Social Security is the only widely available source of income that provides the following combination of financial protections: 1) inflation-fighting increases, 2) longevity protection, 3) investment risk elimination, and 4) spousal coverage.
We observe that many of our clients, when working on their Financial Planning, jump too quickly to the decision to apply at age 62 rather than waiting until they are 65 or older. They fail to understand that waiting to start collecting their benefits will result in a significantly larger, inflation-adjusted stream of income every year throughout retirement. Over time, this can prove to be extremely important. In addition to this somewhat obvious possibility, there are other strategies available to married couples that are little known.
Understanding complex Social Security benefit strategies is challenging at best and close to impossible at worst. To provide some perspective, consider this case study found in Social Security Timing (www.socialsecuritytiming.com):
A 62-year-old couple with one above average earner and one lesser earning spouse, who both live to average life expectancy, could lose over $60,000 in family benefits by making the worst possible decision for when to take Social Security.
– If they both elect at age 62, they could be losing over $50,000.
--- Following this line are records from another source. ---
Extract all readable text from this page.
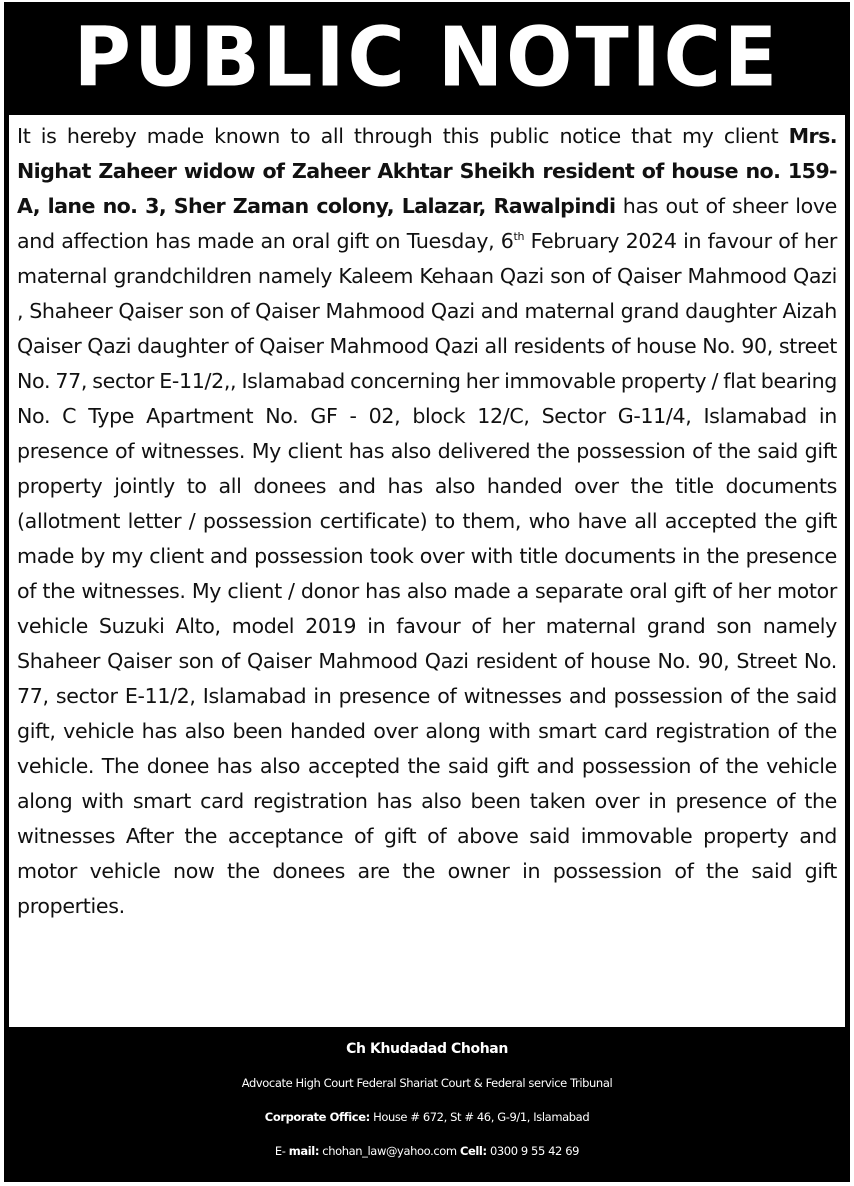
PUBLIC NOTICE

It is hereby made known to all through this public notice that my client Mrs. Nighat Zaheer widow of Zaheer Akhtar Sheikh resident of house no. 159-A, lane no. 3, Sher Zaman colony, Lalazar, Rawalpindi has out of sheer love and affection has made an oral gift on Tuesday, 6th February 2024 in favour of her maternal grandchildren namely Kaleem Kehaan Qazi son of Qaiser Mahmood Qazi , Shaheer Qaiser son of Qaiser Mahmood Qazi and maternal grand daughter Aizah Qaiser Qazi daughter of Qaiser Mahmood Qazi all residents of house No. 90, street No. 77, sector E-11/2,, Islamabad concerning her immovable property / flat bearing No. C Type Apartment No. GF - 02, block 12/C, Sector G-11/4, Islamabad in presence of witnesses. My client has also delivered the possession of the said gift property jointly to all donees and has also handed over the title documents (allotment letter / possession certificate) to them, who have all accepted the gift made by my client and possession took over with title documents in the presence of the witnesses. My client / donor has also made a separate oral gift of her motor vehicle Suzuki Alto, model 2019 in favour of her maternal grand son namely Shaheer Qaiser son of Qaiser Mahmood Qazi resident of house No. 90, Street No. 77, sector E-11/2, Islamabad in presence of witnesses and possession of the said gift, vehicle has also been handed over along with smart card registration of the vehicle. The donee has also accepted the said gift and possession of the vehicle along with smart card registration has also been taken over in presence of the witnesses After the acceptance of gift of above said immovable property and motor vehicle now the donees are the owner in possession of the said gift properties.

Ch Khudadad Chohan
Advocate High Court Federal Shariat Court & Federal service Tribunal
Corporate Office: House # 672, St # 46, G-9/1, Islamabad
E- mail: chohan_law@yahoo.com Cell: 0300 9 55 42 69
– If they both elect at age 66, this couple could still be leaving $30,000 on the table.
– Simply delaying benefits isn’t the answer either. If they both delay to 70, they could be losing over $40,000.
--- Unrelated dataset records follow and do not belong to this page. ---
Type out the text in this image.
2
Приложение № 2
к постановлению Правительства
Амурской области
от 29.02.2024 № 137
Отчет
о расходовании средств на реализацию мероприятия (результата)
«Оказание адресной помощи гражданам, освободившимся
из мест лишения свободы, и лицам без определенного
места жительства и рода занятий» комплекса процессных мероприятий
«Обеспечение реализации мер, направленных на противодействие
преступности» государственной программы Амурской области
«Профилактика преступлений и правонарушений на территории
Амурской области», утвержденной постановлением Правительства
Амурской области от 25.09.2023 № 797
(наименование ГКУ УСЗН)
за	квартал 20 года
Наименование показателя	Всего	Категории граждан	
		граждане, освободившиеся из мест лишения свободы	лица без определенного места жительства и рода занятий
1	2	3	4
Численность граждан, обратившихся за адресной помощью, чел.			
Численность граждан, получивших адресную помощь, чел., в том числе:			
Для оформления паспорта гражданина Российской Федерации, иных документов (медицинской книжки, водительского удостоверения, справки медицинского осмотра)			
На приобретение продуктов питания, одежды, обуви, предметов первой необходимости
Case Study at Bell Investment Advisors
Here is another example, this one the result of the Social Security analysis we did for a couple who are clients of ours:
Bob is 66; his wife Ann is 67. Neither spouse had filed for Social Security benefits since they are both still employed full time. If both spouses had elected to start receiving benefits at age 62, the expected family benefit over their lifetimes (based on Social Security life-expectancy tables) would be $805,689.30. If they waited until age 66, that total would be $874,169.09.
Through our analysis, we were able to determine the following significantly advantageous alternative strategy (albeit somewhat complicated):
Step 1: Bob files and restricts his application (Social Security parlance for postponing benefits). This, along with Step 2 below, allows him to collect his wife’s Social Security benefit until he reaches age 70, at which time his own Social Security benefit will have grown to its maximum.
Step 2: Simultaneously, Ann files for benefits, allowing Bob to collect spousal benefits. She immediately suspends her own benefits, which will allow her to delay retirement credits and enable her to collect a higher benefit at age 70.
By utilizing this little-known, perfectly acceptable strategy, the projected family benefit for this couple over their lifetimes will be $947,224.73, an increase of $141,535.43 over what they would have collected had they both elected to receive benefits at 62, and $73,055.64 over what they would have collected had they elected at age 66.
With this kind of money and the quality of your future at stake, you owe it to yourselves to consult a Certified Financial Planner or Investment Advisor to do a Social Security analysis for you to make sure you are maximizing your options. The Social Security Administration is not in the business of seeking you out for exceptions to the general rules. The onus is on you.